Table 3 General Immunosuppression Protocol for Feline Kidney Transplant Recipients*
The crucial advance that made clinical organ transplantation feasible between unrelated individuals was the development of immunosuppressive drugs to prevent or control rejection. Foreign tissue rejection is determined by T cell-mediated recognition of cell surface major histocompatibility complex proteins and the peptides they display. Transplanting kidney allografts from unrelated, histoincompatible feline donors results in an acute rejection within five to eight days.37

Organ transplant recipients are maintained on lifelong immunosuppressive therapy to prevent rejection of the foreign allograft (Table 3). The most current protocols include combination therapy using microemulsified cyclosporine and prednisone.16 Some transplant institutions recommend administering cyclosporine for two weeks before surgery to ensure adequate serum trough levels at the time of surgery, thus preventing initiation of a host vs. graft immune response. Cyclosporine is usually administered at 3 to 5 mg/kg given orally every 12 to 24 hours to obtain whole blood trough concentrations of 500 ng/ml for the first month, then 150 to 250 ng/ml for life.16,38 Immunosuppressive prednisolone therapy is also initiated just before surgery at 0.25 mg/kg given orally every 12 hours, adjusting to once daily after 30 days.16,38

Multiple agents have been known to alter cyclosporine metabolism by increasing the blood cyclosporine concentration and reducing cyclosporine elimination. A regimen using ketoconazole with cyclosporine allows a significant reduction in the cyclosporine dose in people after kidney transplantation.39 The same drug interaction has been demonstrated in cats.40 The benefit is the possibility of once-daily dosing and a lower cost. The disadvantages are the additional pilling requirements and ketoconazole-associated hepatotoxicosis. Comparison studies are still lacking to provide a substantial advantage over the current protocols used.


Anesthesia and preoperative management

Anesthesia of patients with end-stage kidney disease is challenging because of altered renal physiology and pharmacokinetics. Chronic kidney disease affects the hematopoietic, cardiovascular, neurologic, metabolic, endocrine, gastrointestinal, pulmonary, and immunologic systems in individual and interrelated ways. Many characteristic metabolic derangements are present in transplant patients including anemia, acidemia, hyperphosphatemia, hypocalcemia, and uremia.

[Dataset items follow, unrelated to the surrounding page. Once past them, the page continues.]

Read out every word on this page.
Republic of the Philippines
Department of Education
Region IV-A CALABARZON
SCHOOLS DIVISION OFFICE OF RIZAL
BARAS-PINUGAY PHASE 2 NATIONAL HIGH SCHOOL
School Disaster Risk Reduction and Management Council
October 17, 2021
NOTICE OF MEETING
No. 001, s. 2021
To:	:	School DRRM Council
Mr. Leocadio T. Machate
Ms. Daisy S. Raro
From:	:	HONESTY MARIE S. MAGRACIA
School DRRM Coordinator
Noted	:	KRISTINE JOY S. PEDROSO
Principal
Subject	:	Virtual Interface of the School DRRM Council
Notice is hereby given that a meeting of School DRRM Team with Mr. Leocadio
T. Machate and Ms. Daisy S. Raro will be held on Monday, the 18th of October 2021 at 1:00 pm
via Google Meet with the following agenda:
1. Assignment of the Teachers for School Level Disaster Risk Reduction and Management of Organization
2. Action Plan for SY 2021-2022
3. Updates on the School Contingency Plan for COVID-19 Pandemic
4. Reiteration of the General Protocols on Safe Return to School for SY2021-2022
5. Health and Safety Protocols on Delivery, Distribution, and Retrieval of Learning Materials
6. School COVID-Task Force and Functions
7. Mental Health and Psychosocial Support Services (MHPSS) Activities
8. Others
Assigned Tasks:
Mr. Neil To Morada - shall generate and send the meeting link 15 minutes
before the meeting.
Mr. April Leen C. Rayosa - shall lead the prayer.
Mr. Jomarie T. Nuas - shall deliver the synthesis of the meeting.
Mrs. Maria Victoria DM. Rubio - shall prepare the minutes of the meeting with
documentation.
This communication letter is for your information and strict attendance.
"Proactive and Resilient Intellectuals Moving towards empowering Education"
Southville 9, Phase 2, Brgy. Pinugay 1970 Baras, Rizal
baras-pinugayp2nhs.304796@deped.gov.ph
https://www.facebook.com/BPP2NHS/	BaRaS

Identification of any dysfunction within these body systems should be performed preoperatively so that correction may be attempted if possible.

Preoperative management of the transplant patient includes parenteral fluid diuresis with balanced electrolyte solutions. If treatment with recombinant human erythropoietin and subsequent transplant delay is inappropriate, anemic patients are given blood transfusions to achieve a PCV of > 30% before surgery. Immunosuppressive therapy is continued the day of surgery, as described earlier. Placing a jugular catheter is ideal to monitor hemodynamic parameters before, during, and after surgery.